Everyone in San Francisco who produces events—there are a lot of amazing ones—has to take a deep breath because so many people are coming into town to visit. And they're all expecting to get laid, and they all need a place to put their weird outfits. Pretty much, Monday-to-Wednesday, you're preparing your apartment for a tornado. By Wednesday, it really is about going out to the bars, being a patron of venues who make some of the money that keeps them open for the whole year. You get to witness some amazing stuff, like your grandpa and your grandpa's grandpa getting laid, which is kind of insane.

And what's this I hear about a massive, gay sheep?
It's kind of a San Francisco tradition to have Burning Man art cars be the sound stages for festivals, but it's never happened at Folsom because there was never one that was gay enough or down enough before we started. The Deviants Stage that happens at the Fair [in addition to the closing party] has evolved into including this Burning Man art car, maybe the first big, gay sound art car on the Playa. It's called BAAAHS. It stands for Big-Ass Amazingly Awesome Homosexual Sheep. It's a giant sheep of which, to get inside, you climb up the rear of the sheep and slide through it's asshole. The inside is basically gay entrails and the DJ booth is in the tuft in the middle.

DJ Harvey at Deviants 2015, Photo by Jeffrey McMahan

I've heard Honey Soundsystem referred to as cultural archivists. How do you see it?
Especially with queerness, there are traditions that could die because people's acceptance of alternative lifestyle are evolving. But what we're about is keeping alive the idea that traditions don't have to die just because humanity evolved.

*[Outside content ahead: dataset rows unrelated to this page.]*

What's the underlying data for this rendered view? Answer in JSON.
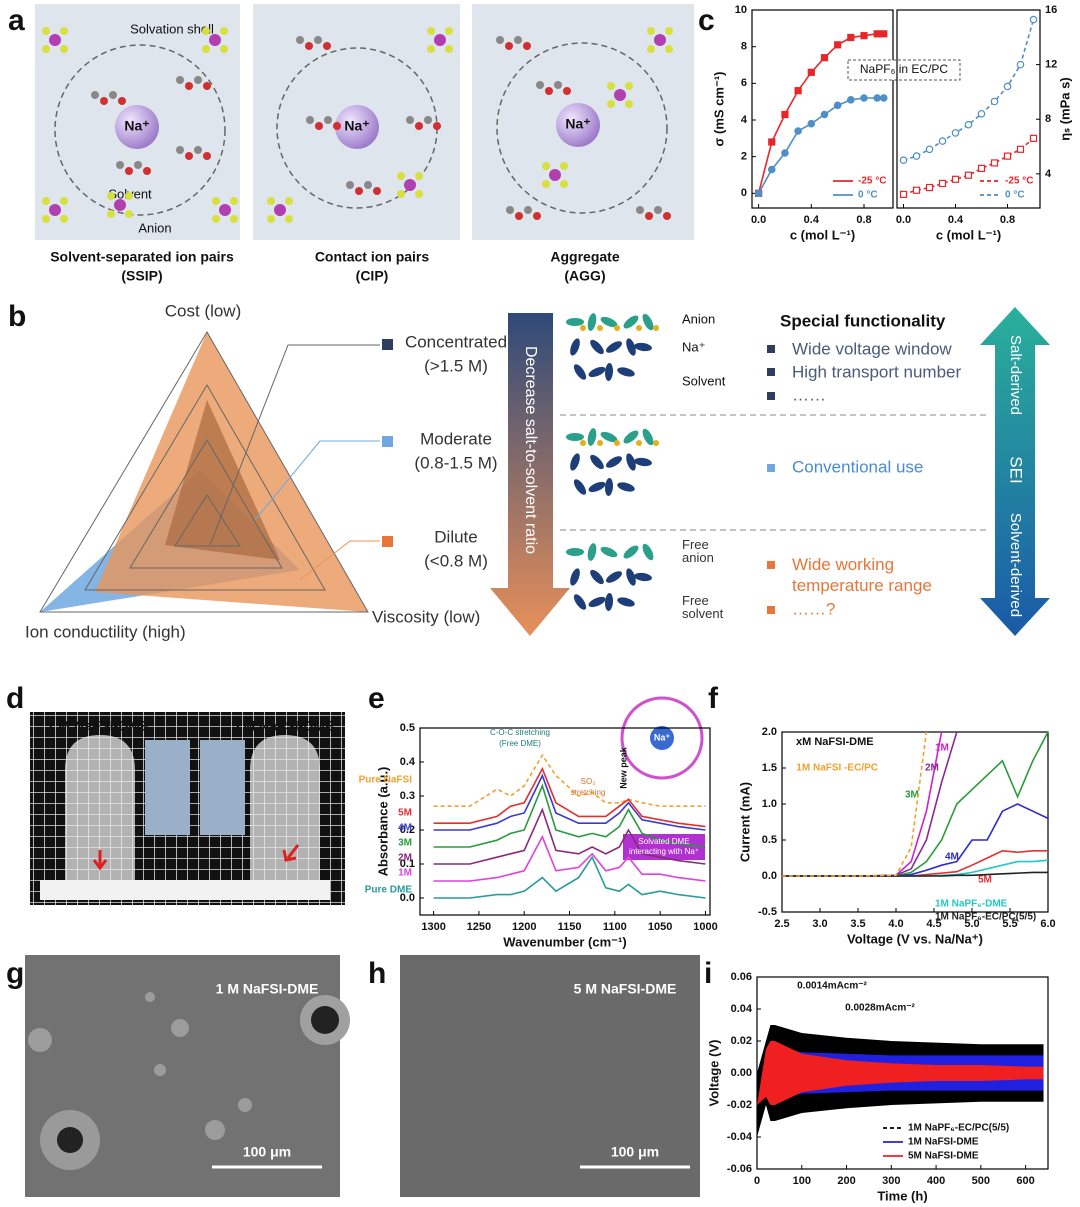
{
  "panel_a": {
    "label": "a",
    "solvation_shell": "Solvation shell",
    "solvent": "Solvent",
    "anion": "Anion",
    "cation": "Na⁺",
    "captions": [
      [
        "Solvent-separated ion pairs",
        "(SSIP)"
      ],
      [
        "Contact ion pairs",
        "(CIP)"
      ],
      [
        "Aggregate",
        "(AGG)"
      ]
    ]
  },
  "panel_b": {
    "label": "b",
    "axes": [
      "Cost (low)",
      "Ion conductility (high)",
      "Viscosity (low)"
    ],
    "levels": [
      {
        "name": "Concentrated",
        "range": "(>1.5 M)"
      },
      {
        "name": "Moderate",
        "range": "(0.8-1.5 M)"
      },
      {
        "name": "Dilute",
        "range": "(<0.8 M)"
      }
    ],
    "arrow": "Decrease salt-to-solvent ratio",
    "cluster_labels": [
      "Anion",
      "Na⁺",
      "Solvent",
      "Free anion",
      "Free solvent"
    ],
    "functionality_title": "Special functionality",
    "functionality": [
      [
        "Wide voltage window",
        "High transport number",
        "……"
      ],
      [
        "Conventional use"
      ],
      [
        "Wide working temperature range",
        "……?"
      ]
    ],
    "sei": [
      "Salt-derived",
      "SEI",
      "Solvent-derived"
    ]
  },
  "panel_d": {
    "label": "d",
    "samples": [
      "1 M NaFSI-DME",
      "5 M NaFSI-DME"
    ]
  },
  "panel_g": {
    "label": "g",
    "sample": "1 M NaFSI-DME",
    "scale": "100 μm"
  },
  "panel_h": {
    "label": "h",
    "sample": "5 M NaFSI-DME",
    "scale": "100 μm"
  },
  "chart_data": [
    {
      "type": "line",
      "panel_label": "c",
      "xlabel": "c (mol L⁻¹)",
      "ylabel": "σ (mS cm⁻¹)",
      "annotation": "NaPF₆ in EC/PC",
      "x": [
        0,
        0.1,
        0.2,
        0.3,
        0.4,
        0.5,
        0.6,
        0.7,
        0.8,
        0.9,
        0.95
      ],
      "xlim": [
        -0.05,
        1.02
      ],
      "xticks": [
        {
          "value": 0,
          "label": "0.0"
        },
        0.4,
        0.8
      ],
      "ylim": [
        -0.8,
        10
      ],
      "yticks": [
        0,
        2,
        4,
        6,
        8,
        10
      ],
      "legend": "lower right",
      "series": [
        {
          "name": "-25 °C",
          "color": "#e8262a",
          "marker": "square",
          "filled": true,
          "values": [
            0,
            2.8,
            4.3,
            5.6,
            6.6,
            7.4,
            8.1,
            8.5,
            8.6,
            8.7,
            8.7
          ]
        },
        {
          "name": "0 °C",
          "color": "#4f8fc6",
          "marker": "circle",
          "filled": true,
          "values": [
            0,
            1.3,
            2.2,
            3.4,
            3.8,
            4.3,
            4.8,
            5.1,
            5.2,
            5.2,
            5.2
          ]
        }
      ]
    },
    {
      "type": "line",
      "xlabel": "c (mol L⁻¹)",
      "y2label": "ηₛ (mPa s)",
      "x": [
        0,
        0.1,
        0.2,
        0.3,
        0.4,
        0.5,
        0.6,
        0.7,
        0.8,
        0.9,
        1.0
      ],
      "xlim": [
        -0.05,
        1.05
      ],
      "xticks": [
        {
          "value": 0,
          "label": "0.0"
        },
        0.4,
        0.8
      ],
      "y2lim": [
        1.5,
        16
      ],
      "y2ticks": [
        4,
        8,
        12,
        16
      ],
      "legend": "lower right",
      "series": [
        {
          "name": "-25 °C",
          "color": "#e8262a",
          "marker": "square",
          "filled": false,
          "dash": true,
          "axis": "y2",
          "values": [
            2.5,
            2.8,
            3.0,
            3.3,
            3.6,
            3.9,
            4.4,
            4.8,
            5.3,
            5.8,
            6.6
          ]
        },
        {
          "name": "0 °C",
          "color": "#4f8fc6",
          "marker": "circle",
          "filled": false,
          "dash": true,
          "axis": "y2",
          "values": [
            5.0,
            5.3,
            5.8,
            6.4,
            7.0,
            7.6,
            8.4,
            9.3,
            10.4,
            12.0,
            15.3
          ]
        }
      ]
    },
    {
      "type": "line",
      "panel_label": "e",
      "xlabel": "Wavenumber (cm⁻¹)",
      "ylabel": "Absorbance (a.u.)",
      "annotations": [
        "C-O-C stretching",
        "(Free DME)",
        "SO₂",
        "stretching",
        "New peak",
        "Solvated DME",
        "interacting with Na⁺",
        "Na⁺"
      ],
      "x": [
        1300,
        1260,
        1230,
        1215,
        1200,
        1180,
        1165,
        1140,
        1125,
        1110,
        1095,
        1085,
        1070,
        1050,
        1030,
        1000
      ],
      "xlim": [
        1315,
        995
      ],
      "xticks": [
        1300,
        1250,
        1200,
        1150,
        1100,
        1050,
        1000
      ],
      "ylim": [
        -0.05,
        0.5
      ],
      "yticks": [
        {
          "value": 0,
          "label": "0.0"
        },
        0.1,
        0.2,
        0.3,
        0.4,
        0.5
      ],
      "series": [
        {
          "name": "Pure NaFSI",
          "color": "#f0a030",
          "dash": true,
          "values": [
            0.27,
            0.27,
            0.32,
            0.3,
            0.33,
            0.42,
            0.36,
            0.3,
            0.31,
            0.28,
            0.28,
            0.29,
            0.28,
            0.27,
            0.27,
            0.27
          ]
        },
        {
          "name": "5M",
          "color": "#e03030",
          "values": [
            0.22,
            0.22,
            0.24,
            0.27,
            0.28,
            0.38,
            0.28,
            0.24,
            0.24,
            0.24,
            0.27,
            0.29,
            0.24,
            0.23,
            0.22,
            0.21
          ]
        },
        {
          "name": "4M",
          "color": "#3a3ad0",
          "values": [
            0.2,
            0.2,
            0.22,
            0.24,
            0.25,
            0.36,
            0.25,
            0.22,
            0.22,
            0.22,
            0.25,
            0.28,
            0.23,
            0.22,
            0.21,
            0.2
          ]
        },
        {
          "name": "3M",
          "color": "#2a9a3a",
          "values": [
            0.15,
            0.15,
            0.17,
            0.19,
            0.2,
            0.33,
            0.2,
            0.18,
            0.19,
            0.18,
            0.21,
            0.26,
            0.19,
            0.17,
            0.16,
            0.15
          ]
        },
        {
          "name": "2M",
          "color": "#8a2a7a",
          "values": [
            0.1,
            0.1,
            0.12,
            0.13,
            0.14,
            0.26,
            0.14,
            0.13,
            0.15,
            0.13,
            0.15,
            0.2,
            0.13,
            0.12,
            0.11,
            0.1
          ]
        },
        {
          "name": "1M",
          "color": "#e040e0",
          "values": [
            0.05,
            0.05,
            0.06,
            0.07,
            0.08,
            0.18,
            0.08,
            0.09,
            0.13,
            0.08,
            0.09,
            0.12,
            0.07,
            0.07,
            0.06,
            0.05
          ]
        },
        {
          "name": "Pure DME",
          "color": "#2a9a9a",
          "values": [
            0,
            0,
            0.01,
            0.01,
            0.02,
            0.06,
            0.02,
            0.06,
            0.12,
            0.03,
            0.02,
            0.04,
            0.01,
            0.02,
            0.01,
            0
          ]
        }
      ]
    },
    {
      "type": "line",
      "panel_label": "f",
      "title": "xM NaFSI-DME",
      "xlabel": "Voltage (V vs. Na/Na⁺)",
      "ylabel": "Current (mA)",
      "x": [
        2.5,
        3.0,
        3.5,
        4.0,
        4.2,
        4.4,
        4.6,
        4.8,
        5.0,
        5.2,
        5.4,
        5.6,
        5.8,
        6.0
      ],
      "xlim": [
        2.5,
        6.0
      ],
      "xticks": [
        2.5,
        {
          "value": 3,
          "label": "3.0"
        },
        3.5,
        {
          "value": 4,
          "label": "4.0"
        },
        4.5,
        {
          "value": 5,
          "label": "5.0"
        },
        5.5,
        {
          "value": 6,
          "label": "6.0"
        }
      ],
      "ylim": [
        -0.5,
        2.0
      ],
      "yticks": [
        -0.5,
        {
          "value": 0,
          "label": "0.0"
        },
        0.5,
        {
          "value": 1,
          "label": "1.0"
        },
        1.5,
        {
          "value": 2,
          "label": "2.0"
        }
      ],
      "series": [
        {
          "name": "1M",
          "color": "#d020d0",
          "values": [
            0,
            0,
            0,
            0.01,
            0.2,
            0.9,
            2.0,
            null,
            null,
            null,
            null,
            null,
            null,
            null
          ]
        },
        {
          "name": "2M",
          "color": "#8a2a9a",
          "values": [
            0,
            0,
            0,
            0.01,
            0.1,
            0.5,
            1.3,
            2.0,
            null,
            null,
            null,
            null,
            null,
            null
          ]
        },
        {
          "name": "3M",
          "color": "#2a9a3a",
          "values": [
            0,
            0,
            0,
            0,
            0.05,
            0.2,
            0.5,
            1.0,
            1.2,
            1.4,
            1.6,
            1.1,
            1.6,
            2.0
          ]
        },
        {
          "name": "4M",
          "color": "#2a2ad0",
          "values": [
            0,
            0,
            0,
            0,
            0.02,
            0.08,
            0.15,
            0.2,
            0.5,
            0.5,
            0.9,
            1.0,
            0.9,
            0.8
          ]
        },
        {
          "name": "5M",
          "color": "#e03030",
          "values": [
            0,
            0,
            0,
            0,
            0,
            0.02,
            0.04,
            0.06,
            0.15,
            0.25,
            0.35,
            0.33,
            0.35,
            0.35
          ]
        },
        {
          "name": "1M NaPF₆-DME",
          "color": "#20c8c8",
          "values": [
            0,
            0,
            0,
            0,
            0,
            0,
            0.01,
            0.02,
            0.05,
            0.1,
            0.15,
            0.2,
            0.2,
            0.22
          ]
        },
        {
          "name": "1M NaPF₆-EC/PC(5/5)",
          "color": "#222222",
          "values": [
            0,
            0,
            0,
            0,
            0,
            0,
            0,
            0.01,
            0.01,
            0.02,
            0.03,
            0.04,
            0.05,
            0.05
          ]
        },
        {
          "name": "1M NaFSI -EC/PC",
          "color": "#f0a030",
          "dash": true,
          "values": [
            0,
            0,
            0,
            0.01,
            0.4,
            2.0,
            null,
            null,
            null,
            null,
            null,
            null,
            null,
            null
          ]
        }
      ]
    },
    {
      "type": "band",
      "panel_label": "i",
      "xlabel": "Time (h)",
      "ylabel": "Voltage (V)",
      "annotations": [
        "0.0014mAcm⁻²",
        "0.0028mAcm⁻²"
      ],
      "x": [
        0,
        20,
        30,
        40,
        100,
        200,
        300,
        400,
        500,
        600,
        640
      ],
      "xlim": [
        0,
        650
      ],
      "xticks": [
        0,
        100,
        200,
        300,
        400,
        500,
        600
      ],
      "ylim": [
        -0.06,
        0.06
      ],
      "yticks": [
        -0.06,
        -0.04,
        -0.02,
        {
          "value": 0,
          "label": "0.00"
        },
        0.02,
        0.04,
        0.06
      ],
      "legend": "lower right",
      "series": [
        {
          "name": "1M NaPF₆-EC/PC(5/5)",
          "color": "#000000",
          "dash": true,
          "upper": [
            0,
            0.02,
            0.03,
            0.03,
            0.025,
            0.022,
            0.02,
            0.019,
            0.018,
            0.018,
            0.018
          ],
          "lower": [
            -0.04,
            -0.02,
            -0.03,
            -0.03,
            -0.025,
            -0.022,
            -0.02,
            -0.019,
            -0.018,
            -0.018,
            -0.018
          ]
        },
        {
          "name": "1M NaFSI-DME",
          "color": "#2020e0",
          "upper": [
            0,
            0,
            0.01,
            0.015,
            0.013,
            0.012,
            0.011,
            0.011,
            0.011,
            0.011,
            0.011
          ],
          "lower": [
            0,
            0,
            -0.01,
            -0.015,
            -0.013,
            -0.012,
            -0.011,
            -0.011,
            -0.011,
            -0.011,
            -0.011
          ]
        },
        {
          "name": "5M NaFSI-DME",
          "color": "#f02020",
          "upper": [
            -0.02,
            0.015,
            0.02,
            0.02,
            0.012,
            0.008,
            0.006,
            0.005,
            0.005,
            0.004,
            0.004
          ],
          "lower": [
            -0.02,
            -0.015,
            -0.02,
            -0.02,
            -0.012,
            -0.008,
            -0.006,
            -0.005,
            -0.005,
            -0.004,
            -0.004
          ]
        }
      ]
    }
  ]
}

There are ways to re-introduce an analog way of thinking back into what we're doing while honoring the legacies of the people who have brought us here.

What's an example of that philosophy appearing at Deviants?
We're reintroducing a lighting tradition from the 80s that I think might be the only actually gay lighting technique. The Trocadero Transfer was a club that made Hi-NRG music famous in San Francisco. It had a hand-lighting disco ball technique, in which they would light the chandelier disco ball from four different arc lights all night. We're gonna be bringing that concept back and having very handsome gentlemen throughout the night lighting up the chandelier, which should be a once-in-a-lifetime experience for disco heads who didn't live through those days.

Why is disco eternal?
I think disco is eternal because it originated with live instrumentation, and nothing can replace the vibrations of an instrument. The complexities and beauty of those vibrations are eternal.